KSENIASCHNAIDER
- Industry: Fashion
- Founded: 2011; 15 years ago
- Founders: Ksenia Schnaider, Anton Schnaider
- Headquarters: Kyiv, Ukraine
- Area served: Worldwide
- Products: Clothing, shoes, accessories, branding
- Website: www.kseniaschnaider.com

= Ksenia Schnaider =

Kyiv-based fashion label

Ksenia Schnaider is a Kyiv-based fashion label led by Ksenia and Anton Schnaider. Established in 2011, the brand gained recognition in 2016 with the design of demi-denims, combination of culottes and skinny jeans.

== History ==
Ksenia Schnaider created her first pair of jeans from second-hand denim, which led to the designers continuing this as an ongoing project. The brand has three upcycled lines — denim, sport and knits, and denim fur technology.

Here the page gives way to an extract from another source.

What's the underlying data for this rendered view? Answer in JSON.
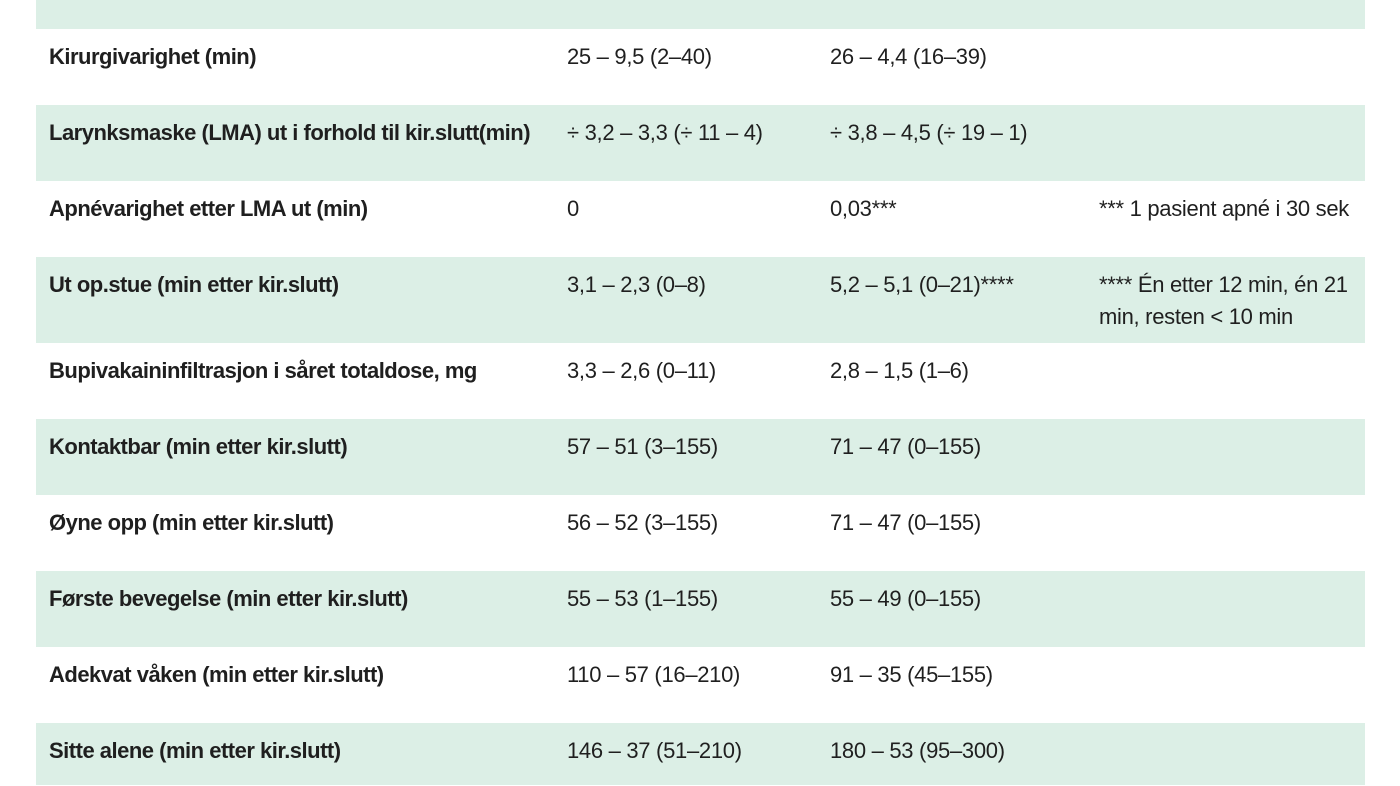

Of 1000–2500 items made each season, around a third are upcycled. Each year the label upcycles 5.3 tonnes of denim jeans (up to 7000 pairs) to make about 5000 new garments. On average 550–700 jeans are upcycled each month.

=== Demi-denims ===
The duo's best known design is demi-denims, a combined silhouette of pants which appear to be made of two separate garments. Demi-denims look like slim-fit jeans from behind, and like a skirt or culottes worn on top of slim-fit jeans – from the front.

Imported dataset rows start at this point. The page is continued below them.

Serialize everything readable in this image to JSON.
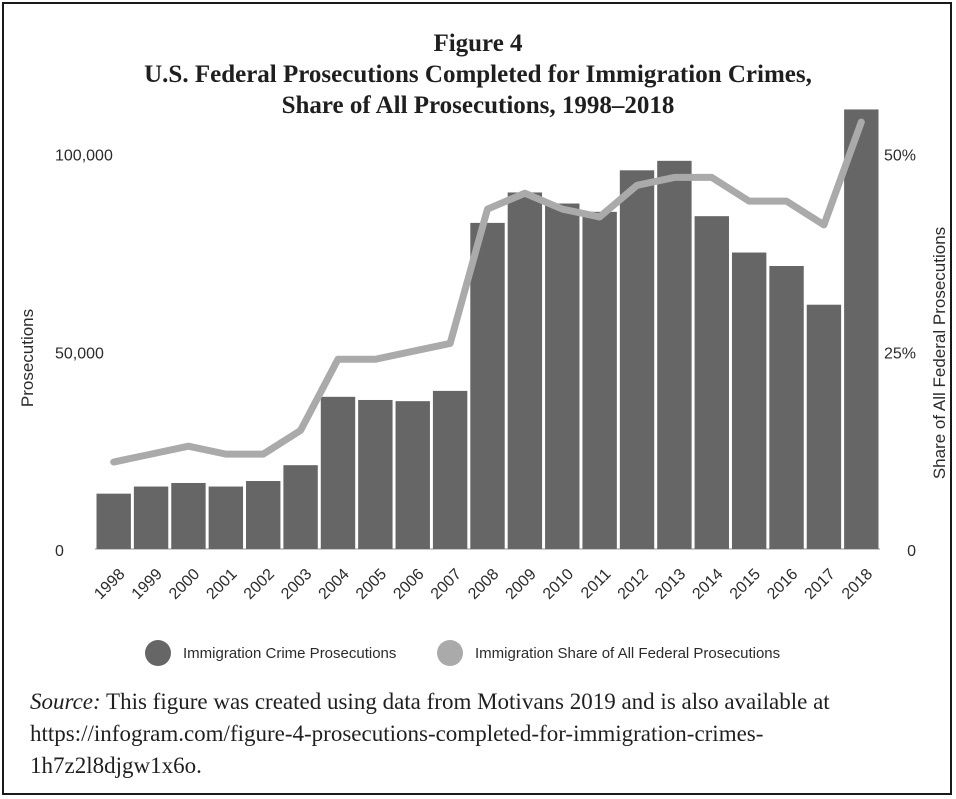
{
  "title": {
    "figure_label": "Figure 4",
    "line1": "U.S. Federal Prosecutions Completed for Immigration Crimes,",
    "line2": "Share of All Prosecutions, 1998–2018"
  },
  "legend": {
    "bars_label": "Immigration Crime Prosecutions",
    "line_label": "Immigration Share of All Federal Prosecutions"
  },
  "source": {
    "label": "Source:",
    "text": " This figure was created using data from Motivans 2019 and is also available at https://infogram.com/figure-4-prosecutions-completed-for-immigration-crimes-1h7z2l8djgw1x6o."
  },
  "colors": {
    "bars": "#666666",
    "line": "#aaaaaa",
    "axis": "#c8c8c8",
    "text": "#2b2b2b"
  },
  "chart_data": {
    "type": "bar",
    "title": "U.S. Federal Prosecutions Completed for Immigration Crimes, Share of All Prosecutions, 1998–2018",
    "categories": [
      "1998",
      "1999",
      "2000",
      "2001",
      "2002",
      "2003",
      "2004",
      "2005",
      "2006",
      "2007",
      "2008",
      "2009",
      "2010",
      "2011",
      "2012",
      "2013",
      "2014",
      "2015",
      "2016",
      "2017",
      "2018"
    ],
    "series": [
      {
        "name": "Immigration Crime Prosecutions",
        "type": "bar",
        "axis": "left",
        "values": [
          14000,
          15800,
          16700,
          15800,
          17200,
          21200,
          38500,
          37700,
          37400,
          40000,
          82500,
          90200,
          87400,
          85300,
          95800,
          98200,
          84200,
          75000,
          71600,
          61800,
          111200
        ]
      },
      {
        "name": "Immigration Share of All Federal Prosecutions",
        "type": "line",
        "axis": "right",
        "values": [
          11,
          12,
          13,
          12,
          12,
          15,
          24,
          24,
          25,
          26,
          43,
          45,
          43,
          42,
          46,
          47,
          47,
          44,
          44,
          41,
          54
        ]
      }
    ],
    "ylabel": "Prosecutions",
    "y2label": "Share of All Federal Prosecutions",
    "yticks": [
      "0",
      "50,000",
      "100,000"
    ],
    "ylim": [
      0,
      106000
    ],
    "y2ticks": [
      "0",
      "25%",
      "50%"
    ],
    "y2lim": [
      0,
      53
    ],
    "grid": false,
    "legend_position": "bottom"
  }
}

After its debut in 2016, it has gained success online and among celebrities, including Celine Dion and Bella Hadid.

== Collaborations ==
In March 2019, the brand announced the launch of a collaboration with denim producer ISKO The collection features the brand's signature demi-denims, flared jeans, denim shorts, skirts, and cropped jackets.

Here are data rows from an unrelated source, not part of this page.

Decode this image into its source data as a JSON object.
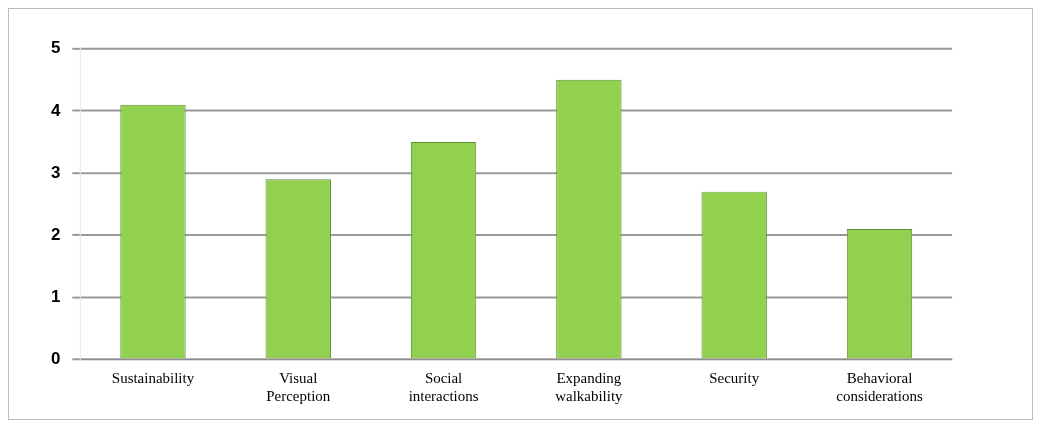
{
  "chart_data": {
    "type": "bar",
    "categories": [
      "Sustainability",
      "Visual Perception",
      "Social interactions",
      "Expanding walkability",
      "Security",
      "Behavioral considerations"
    ],
    "values": [
      4.1,
      2.9,
      3.5,
      4.5,
      2.7,
      2.1
    ],
    "color": "#92d050",
    "ylim": [
      0,
      5
    ],
    "yticks": [
      0,
      1,
      2,
      3,
      4,
      5
    ],
    "grid": "y",
    "legend": false
  }
}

For spring-summer 2020, the brand collaborated with Belgium-based shoe label Morobé to produce mules and boots made from leftover denim.

In 2021, the brand created an 'anti-easy' capsule line for Isetan Tokyo out of leftover materials in its studio.

== Awards ==
In 2019, the label was placed in the Vogue Green Talent shortlist for upcycling an estimated 500 pairs of jeans, or five tonnes of textile and denim per year.